Tragicamente espressiva la bellissima poesia per i bambini morti nella Scuola Numero Uno di Beslan durante lo scontro tra i separatisti ceceni e i corpi speciali russi nel 2008, vi appare un verso che chiude il lirismo con un suono crudo ed essenziale, attento piuttosto a una “lezione di morale”.


 
Tra la linea più antica e le occasioni sociali più vicine ai nostri giorni non leggerei la differenza tra un’aura poetica e una differenza di senso.
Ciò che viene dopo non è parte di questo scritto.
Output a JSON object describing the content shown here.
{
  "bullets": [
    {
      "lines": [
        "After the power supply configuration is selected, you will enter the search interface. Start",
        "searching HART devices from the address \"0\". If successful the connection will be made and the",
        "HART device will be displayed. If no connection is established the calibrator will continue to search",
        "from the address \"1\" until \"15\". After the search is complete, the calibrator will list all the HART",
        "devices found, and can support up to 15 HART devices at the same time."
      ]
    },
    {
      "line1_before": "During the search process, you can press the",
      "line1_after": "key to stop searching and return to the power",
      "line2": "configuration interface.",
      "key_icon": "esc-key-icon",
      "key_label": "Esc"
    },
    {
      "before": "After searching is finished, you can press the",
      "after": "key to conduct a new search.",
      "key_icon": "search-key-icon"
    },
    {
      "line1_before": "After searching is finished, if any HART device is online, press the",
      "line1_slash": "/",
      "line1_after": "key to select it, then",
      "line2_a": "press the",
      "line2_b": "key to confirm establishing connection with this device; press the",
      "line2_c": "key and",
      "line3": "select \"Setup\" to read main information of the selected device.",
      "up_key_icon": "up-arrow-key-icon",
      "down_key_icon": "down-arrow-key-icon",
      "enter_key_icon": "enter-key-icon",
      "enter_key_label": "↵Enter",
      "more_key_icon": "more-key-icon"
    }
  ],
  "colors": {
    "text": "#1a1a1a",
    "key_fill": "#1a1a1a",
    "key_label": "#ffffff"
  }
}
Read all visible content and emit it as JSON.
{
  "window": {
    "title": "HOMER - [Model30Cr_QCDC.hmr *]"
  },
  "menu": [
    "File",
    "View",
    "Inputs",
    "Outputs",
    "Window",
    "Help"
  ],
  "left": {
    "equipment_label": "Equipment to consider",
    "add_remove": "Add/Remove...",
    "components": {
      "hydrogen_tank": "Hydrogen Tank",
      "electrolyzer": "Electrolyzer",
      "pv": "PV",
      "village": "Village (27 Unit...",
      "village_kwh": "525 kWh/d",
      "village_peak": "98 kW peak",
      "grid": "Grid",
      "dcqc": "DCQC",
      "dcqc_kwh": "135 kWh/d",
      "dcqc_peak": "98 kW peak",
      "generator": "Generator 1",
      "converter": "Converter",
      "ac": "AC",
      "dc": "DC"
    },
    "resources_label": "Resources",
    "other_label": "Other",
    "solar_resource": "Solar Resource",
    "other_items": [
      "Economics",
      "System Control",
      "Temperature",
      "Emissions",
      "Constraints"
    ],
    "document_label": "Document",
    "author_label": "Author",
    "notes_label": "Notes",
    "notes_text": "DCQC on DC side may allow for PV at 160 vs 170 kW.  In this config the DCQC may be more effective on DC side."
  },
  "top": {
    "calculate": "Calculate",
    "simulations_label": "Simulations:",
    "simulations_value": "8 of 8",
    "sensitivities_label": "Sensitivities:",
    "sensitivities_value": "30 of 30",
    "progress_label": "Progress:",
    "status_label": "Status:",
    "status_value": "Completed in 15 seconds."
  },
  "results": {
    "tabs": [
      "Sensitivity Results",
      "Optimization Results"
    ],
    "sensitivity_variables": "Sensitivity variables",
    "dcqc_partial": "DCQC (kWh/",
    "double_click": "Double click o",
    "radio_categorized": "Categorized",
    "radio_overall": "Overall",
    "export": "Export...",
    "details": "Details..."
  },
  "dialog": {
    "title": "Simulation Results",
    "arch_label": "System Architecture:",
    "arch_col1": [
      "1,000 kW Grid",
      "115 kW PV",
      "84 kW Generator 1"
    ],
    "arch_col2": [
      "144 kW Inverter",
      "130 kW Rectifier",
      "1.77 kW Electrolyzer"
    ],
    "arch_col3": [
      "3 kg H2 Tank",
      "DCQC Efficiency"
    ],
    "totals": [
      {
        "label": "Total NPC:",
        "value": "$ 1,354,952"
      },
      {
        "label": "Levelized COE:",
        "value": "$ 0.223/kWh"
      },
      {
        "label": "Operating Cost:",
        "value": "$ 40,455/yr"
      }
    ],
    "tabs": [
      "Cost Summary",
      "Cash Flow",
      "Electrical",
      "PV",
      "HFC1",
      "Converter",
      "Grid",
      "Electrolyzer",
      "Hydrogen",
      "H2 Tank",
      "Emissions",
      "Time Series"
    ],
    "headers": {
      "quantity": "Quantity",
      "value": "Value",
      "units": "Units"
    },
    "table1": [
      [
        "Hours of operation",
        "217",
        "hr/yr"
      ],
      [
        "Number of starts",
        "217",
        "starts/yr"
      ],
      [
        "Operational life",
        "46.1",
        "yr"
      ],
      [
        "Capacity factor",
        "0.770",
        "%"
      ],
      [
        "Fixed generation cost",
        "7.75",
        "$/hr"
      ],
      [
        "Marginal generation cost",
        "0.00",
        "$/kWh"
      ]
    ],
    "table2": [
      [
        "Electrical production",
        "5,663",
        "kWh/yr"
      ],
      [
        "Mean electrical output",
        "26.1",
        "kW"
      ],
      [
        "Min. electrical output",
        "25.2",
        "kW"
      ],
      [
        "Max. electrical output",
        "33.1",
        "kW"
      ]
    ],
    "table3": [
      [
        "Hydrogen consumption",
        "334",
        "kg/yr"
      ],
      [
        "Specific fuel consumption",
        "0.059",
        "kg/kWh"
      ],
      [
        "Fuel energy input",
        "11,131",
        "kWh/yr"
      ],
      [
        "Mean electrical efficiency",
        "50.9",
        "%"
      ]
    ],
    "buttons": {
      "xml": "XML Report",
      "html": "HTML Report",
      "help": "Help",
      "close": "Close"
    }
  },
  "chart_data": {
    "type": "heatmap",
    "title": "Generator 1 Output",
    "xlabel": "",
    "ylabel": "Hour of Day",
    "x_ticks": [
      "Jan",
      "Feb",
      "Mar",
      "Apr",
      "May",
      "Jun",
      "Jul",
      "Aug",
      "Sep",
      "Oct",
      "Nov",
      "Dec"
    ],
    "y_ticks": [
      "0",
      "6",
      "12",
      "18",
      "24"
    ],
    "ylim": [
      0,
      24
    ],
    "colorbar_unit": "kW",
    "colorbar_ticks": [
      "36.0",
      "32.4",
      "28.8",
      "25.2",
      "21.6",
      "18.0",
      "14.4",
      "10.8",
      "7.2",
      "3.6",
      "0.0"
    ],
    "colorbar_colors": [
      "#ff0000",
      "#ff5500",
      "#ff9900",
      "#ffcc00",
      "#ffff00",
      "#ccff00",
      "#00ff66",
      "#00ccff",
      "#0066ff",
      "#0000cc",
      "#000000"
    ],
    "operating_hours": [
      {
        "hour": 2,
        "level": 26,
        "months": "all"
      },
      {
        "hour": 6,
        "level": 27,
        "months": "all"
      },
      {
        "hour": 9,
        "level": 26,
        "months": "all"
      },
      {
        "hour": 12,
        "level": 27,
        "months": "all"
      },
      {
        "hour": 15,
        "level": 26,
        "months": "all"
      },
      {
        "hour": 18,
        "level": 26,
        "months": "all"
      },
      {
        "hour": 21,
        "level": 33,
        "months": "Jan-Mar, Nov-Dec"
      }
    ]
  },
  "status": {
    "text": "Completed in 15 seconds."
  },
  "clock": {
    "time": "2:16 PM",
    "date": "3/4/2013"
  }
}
Gaccione mi sembra sempre lo stesso: la poesia viene a lui come un’onda d’urto della realtà e la composizione l’accoglie con le parole che dal profondo vengono a galla come da tempo attese:
 
Oh sì Signori
avete ragione da vendere
è proprio uno sconcio
un’offesa al buon gusto
un oltraggio allo sguardo
di Signori compìti quali siete.
È come se un paesaggio butterato
stesse un po’ alla volta
invadendo un’oasi sublime di bellezza
[…] avete fin troppo buon cuore
a dire che si tratta di cattivo odore
la verità è che puzzano
puzzano è la parola giusta
lo si può constatare se appena vi sfiorano
[…]
(Cinquantanove versi, settembre 2010)
 
La poeticità qui nasce dall’impatto violento delle parole con una referenza percettiva. Non è facile un modo meno crudo per narrare fatti che travolgono il perimetro dell’io ed evocano un’idea di umanità che nel suo apparente trionfo mette l’io in un angolo solitario. Morale? Eppure il “critico di poesia” non dovrebbe dimenticare i versi: “È come se un paesaggio butterato/ stesse un po’ alla volta/ invadendo un’oasi sublime di bellezza”.
Vorrei terminare con una poesia che disegna una storia con una grazia leggera:
 
“[…] Se fossi Raboni
mi basterebbe una scaglia, una traccia
o forse solo un riflesso
 
Se fossi Fortini
mi farei greve come la pietra
in questa grigia luce lombarda
 
Se fossi Cucchi
mi attaccherei alla muta dignità
delle rovine  
 
Se fossi Loi o Roversi
la mia poesia sarebbe pura
e la potrei appendere all’arcobaleno del cielo
come un bucato pulito
 
Siccome sono solo un uomo
un uomo fin tropo normale
me ne sto come un fiore selvaggio
fra le crepe di un muro
e guardo la vita passare
(Divagando, 1999)
 
La copertina del libro

All’uomo per cui la poesia per tutta la vita è, con il ritmo del tempo, una sorpresa felice dell’animo, ci credo. Al “fiore selvaggio” riservo il riconoscimento che gli è dovuto da ogni petalo di serra. Ma il “guardare la vita” è solo un tasto armonioso con il resto della composizione, come dire, che il piacere di un buon verso può anche mentire. 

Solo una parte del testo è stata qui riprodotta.